Low Lying Flood Zone: You can think you’re out of a flood zone and still get hit when an unexpected storm dumps several inches of rain all at once. Those in low lying areas or people whose houses sit at the bottom of a slope are often shocked to learn their home lies in the flow. Yet a surrounding neighborhood can also impact drainage in unexpected ways. New construction up the street or on that acreage next door can impact the way water drains from and into the surrounding land. In spite of tighter restrictions on builders to keep water from flowing off site, higher home density, more pavement, and more roofs in the area means water can flow where it’s not supposed to.


Neighbor's impact our quality of life.

Tall trees next door may provide great shade in summer, but expect leaves and debris to fall throughout the year. This neighbor’s trees impact the driveway next door.

Property Tax Rates: If you’re renting, property taxes may not automatically appear on your radar, yet some cities and counties have substantially higher rates and that extra cost gets passed along in the form of increased rents. For homeowners, the impact of high tax rates is much more immediate and direct since you get to see and pay the tax bill. Thus, if you decide to locate near a county line, you might be a house or two from substantially lower or higher property taxes rates and the services or lack thereof that are associated with paying the resultant taxes.

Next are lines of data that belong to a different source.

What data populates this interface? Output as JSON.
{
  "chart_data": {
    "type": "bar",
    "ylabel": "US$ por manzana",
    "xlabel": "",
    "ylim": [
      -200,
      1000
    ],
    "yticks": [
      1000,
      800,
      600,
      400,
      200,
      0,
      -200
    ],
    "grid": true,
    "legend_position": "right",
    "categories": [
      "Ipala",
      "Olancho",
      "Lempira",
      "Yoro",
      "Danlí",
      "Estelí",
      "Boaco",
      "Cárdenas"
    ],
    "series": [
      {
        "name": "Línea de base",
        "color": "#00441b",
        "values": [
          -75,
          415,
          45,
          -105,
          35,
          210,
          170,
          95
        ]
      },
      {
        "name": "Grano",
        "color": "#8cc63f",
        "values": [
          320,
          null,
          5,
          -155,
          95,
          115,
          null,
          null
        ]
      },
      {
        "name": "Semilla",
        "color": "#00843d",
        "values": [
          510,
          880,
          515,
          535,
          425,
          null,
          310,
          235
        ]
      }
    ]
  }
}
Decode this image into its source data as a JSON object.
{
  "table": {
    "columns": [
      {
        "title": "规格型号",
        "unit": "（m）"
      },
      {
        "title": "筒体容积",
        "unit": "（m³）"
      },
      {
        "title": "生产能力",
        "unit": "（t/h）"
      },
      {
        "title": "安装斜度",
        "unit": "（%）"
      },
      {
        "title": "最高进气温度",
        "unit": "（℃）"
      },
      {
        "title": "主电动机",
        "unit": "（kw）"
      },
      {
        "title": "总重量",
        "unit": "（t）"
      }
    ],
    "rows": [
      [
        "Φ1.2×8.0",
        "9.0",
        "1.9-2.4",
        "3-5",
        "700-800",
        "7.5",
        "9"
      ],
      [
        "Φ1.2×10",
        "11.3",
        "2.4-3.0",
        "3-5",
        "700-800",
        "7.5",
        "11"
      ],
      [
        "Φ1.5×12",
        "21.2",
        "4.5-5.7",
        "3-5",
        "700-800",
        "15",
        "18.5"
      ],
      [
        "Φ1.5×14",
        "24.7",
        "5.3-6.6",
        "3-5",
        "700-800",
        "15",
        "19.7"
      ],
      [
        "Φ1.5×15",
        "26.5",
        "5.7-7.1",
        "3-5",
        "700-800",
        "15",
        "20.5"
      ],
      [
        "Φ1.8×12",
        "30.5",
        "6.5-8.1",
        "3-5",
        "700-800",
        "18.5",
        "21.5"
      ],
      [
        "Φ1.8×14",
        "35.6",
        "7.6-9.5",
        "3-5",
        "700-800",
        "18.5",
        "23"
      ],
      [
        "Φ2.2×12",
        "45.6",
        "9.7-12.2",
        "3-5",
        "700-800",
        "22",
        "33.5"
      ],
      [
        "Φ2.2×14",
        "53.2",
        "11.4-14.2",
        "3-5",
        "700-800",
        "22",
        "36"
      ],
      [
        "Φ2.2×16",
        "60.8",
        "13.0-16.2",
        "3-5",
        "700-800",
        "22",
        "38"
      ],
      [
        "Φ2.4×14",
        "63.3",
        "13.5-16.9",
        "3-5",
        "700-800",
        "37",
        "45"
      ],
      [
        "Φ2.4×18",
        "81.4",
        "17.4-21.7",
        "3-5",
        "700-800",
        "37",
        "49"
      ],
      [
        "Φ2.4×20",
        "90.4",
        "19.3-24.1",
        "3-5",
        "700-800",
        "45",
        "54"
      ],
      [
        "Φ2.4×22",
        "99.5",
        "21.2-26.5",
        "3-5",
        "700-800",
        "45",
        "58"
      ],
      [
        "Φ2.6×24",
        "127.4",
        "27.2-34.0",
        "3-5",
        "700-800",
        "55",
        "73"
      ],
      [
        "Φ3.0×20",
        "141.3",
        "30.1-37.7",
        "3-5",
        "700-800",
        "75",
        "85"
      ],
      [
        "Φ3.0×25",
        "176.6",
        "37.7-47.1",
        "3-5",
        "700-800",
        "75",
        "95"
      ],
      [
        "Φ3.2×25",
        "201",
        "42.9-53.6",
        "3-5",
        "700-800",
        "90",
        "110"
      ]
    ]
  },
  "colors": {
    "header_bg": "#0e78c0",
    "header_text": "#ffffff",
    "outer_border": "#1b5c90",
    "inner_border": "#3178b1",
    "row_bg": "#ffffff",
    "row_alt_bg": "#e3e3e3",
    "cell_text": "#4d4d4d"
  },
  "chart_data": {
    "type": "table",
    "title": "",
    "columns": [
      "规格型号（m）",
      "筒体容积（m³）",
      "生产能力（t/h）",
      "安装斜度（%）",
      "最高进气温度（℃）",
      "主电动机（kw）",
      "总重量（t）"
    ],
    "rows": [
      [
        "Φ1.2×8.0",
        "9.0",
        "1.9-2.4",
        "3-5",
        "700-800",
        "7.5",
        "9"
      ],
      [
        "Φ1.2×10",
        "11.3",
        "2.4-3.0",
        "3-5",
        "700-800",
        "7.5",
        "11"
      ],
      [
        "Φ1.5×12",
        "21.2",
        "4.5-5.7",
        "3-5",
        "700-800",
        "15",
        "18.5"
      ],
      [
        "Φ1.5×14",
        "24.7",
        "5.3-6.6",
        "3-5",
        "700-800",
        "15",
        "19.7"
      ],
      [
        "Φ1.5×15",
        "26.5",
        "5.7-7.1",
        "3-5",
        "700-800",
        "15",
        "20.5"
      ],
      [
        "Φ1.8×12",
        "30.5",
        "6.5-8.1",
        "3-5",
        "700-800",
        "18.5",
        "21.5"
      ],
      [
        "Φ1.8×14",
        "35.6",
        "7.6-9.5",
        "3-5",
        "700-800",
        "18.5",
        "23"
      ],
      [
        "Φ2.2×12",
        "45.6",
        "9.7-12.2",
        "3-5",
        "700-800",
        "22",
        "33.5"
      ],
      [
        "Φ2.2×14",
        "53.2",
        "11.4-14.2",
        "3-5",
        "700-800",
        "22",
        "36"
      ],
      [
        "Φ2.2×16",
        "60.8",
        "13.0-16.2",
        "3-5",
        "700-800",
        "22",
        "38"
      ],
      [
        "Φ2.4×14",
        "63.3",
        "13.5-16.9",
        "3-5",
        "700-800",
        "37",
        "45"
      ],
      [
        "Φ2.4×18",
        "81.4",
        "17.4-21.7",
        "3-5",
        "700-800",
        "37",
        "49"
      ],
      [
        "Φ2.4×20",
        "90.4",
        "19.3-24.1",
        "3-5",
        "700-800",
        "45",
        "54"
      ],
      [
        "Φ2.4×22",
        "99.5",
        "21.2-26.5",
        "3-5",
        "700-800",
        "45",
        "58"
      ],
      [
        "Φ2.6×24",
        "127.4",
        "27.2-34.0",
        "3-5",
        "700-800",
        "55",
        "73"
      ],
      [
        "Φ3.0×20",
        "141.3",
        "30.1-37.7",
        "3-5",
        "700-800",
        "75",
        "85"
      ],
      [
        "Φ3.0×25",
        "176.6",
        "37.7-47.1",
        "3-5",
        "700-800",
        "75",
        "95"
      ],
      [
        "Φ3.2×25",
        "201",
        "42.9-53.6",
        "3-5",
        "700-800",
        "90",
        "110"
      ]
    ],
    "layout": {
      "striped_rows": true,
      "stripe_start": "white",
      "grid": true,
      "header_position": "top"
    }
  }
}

City Limits: It pays to determine whether or not your live within city limits. Residents of a city may have substantially more services like street lighting, sewers, sidewalks, better road maintenance, better fire protection, and more police protection than those living in the county. Learn how your potential neighborhood fits into the cities current and/or future plans.


A reserved parking stall.

Does the apartment or condo have sufficient parking? Check it out or you could end up parking on the street.

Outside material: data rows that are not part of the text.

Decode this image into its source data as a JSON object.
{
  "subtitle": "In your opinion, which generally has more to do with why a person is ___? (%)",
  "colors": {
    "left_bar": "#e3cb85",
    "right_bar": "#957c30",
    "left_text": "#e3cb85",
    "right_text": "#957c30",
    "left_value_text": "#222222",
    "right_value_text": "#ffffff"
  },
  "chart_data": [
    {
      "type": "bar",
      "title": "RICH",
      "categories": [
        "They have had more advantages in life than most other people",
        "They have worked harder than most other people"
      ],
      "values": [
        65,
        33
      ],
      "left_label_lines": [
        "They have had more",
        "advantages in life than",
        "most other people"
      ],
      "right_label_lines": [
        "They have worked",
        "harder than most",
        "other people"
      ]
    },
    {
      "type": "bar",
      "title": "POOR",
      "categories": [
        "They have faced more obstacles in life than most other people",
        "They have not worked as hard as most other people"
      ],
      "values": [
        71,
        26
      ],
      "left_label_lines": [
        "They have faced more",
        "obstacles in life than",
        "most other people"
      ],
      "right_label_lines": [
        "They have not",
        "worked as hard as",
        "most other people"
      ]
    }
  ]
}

Water and Sewer: Is the potential home you’re interested in served by a city or county water and sewer service or is the property served by a private well and a septic tank? Though private wells and septic systems are less common in cities, many home owners in more rural areas have to fend for themselves. A well needs regular service and testing. A septic system requires a working drain field and still may require occasional pumping. In addition, some private well systems are shared among multiple owners. For that to work as it’s supposed to you have to figure out how to get along with the people involved (i.e. your new neighbors). And though that sounds easy on the surface, people with high water needs like those with swimming pools or those growing produce or large gardens can easily upset the balance.


Make sure you have access to all the goods and services you use all the time.

This gas station is just down the street and does service. That’s good. I’ll need a place to take the car.

Local Services: Beyond all the things you may hope to avoid, don’t forget to check on the things you need and use on a daily or weekly basis. For example, is there a grocery store and pharmacy nearby? Do you like the stores that are easily accessible? How close is your nearest bank branch and cash machine? What about a gas station? Auto repair place? Is there a daycare in the area? How far is it to a church you may frequent? Is there a gym nearby or will you have to drive miles to find one? Are there sidewalks so your kids won’t have to walk on the street? Is there a playground or park nearby? How far is it to your child’s school? How far is the doctor, dentist, hospital? Etc.


It should go without saying that something is bound to come up that will likely bother you about your new neighbors or neighborhood once you move in. Yet spending a little time up front to determine what’s most important to have close by, and what’s most important to avoid at all costs can vastly improve the chances you’ll be happy in the long run.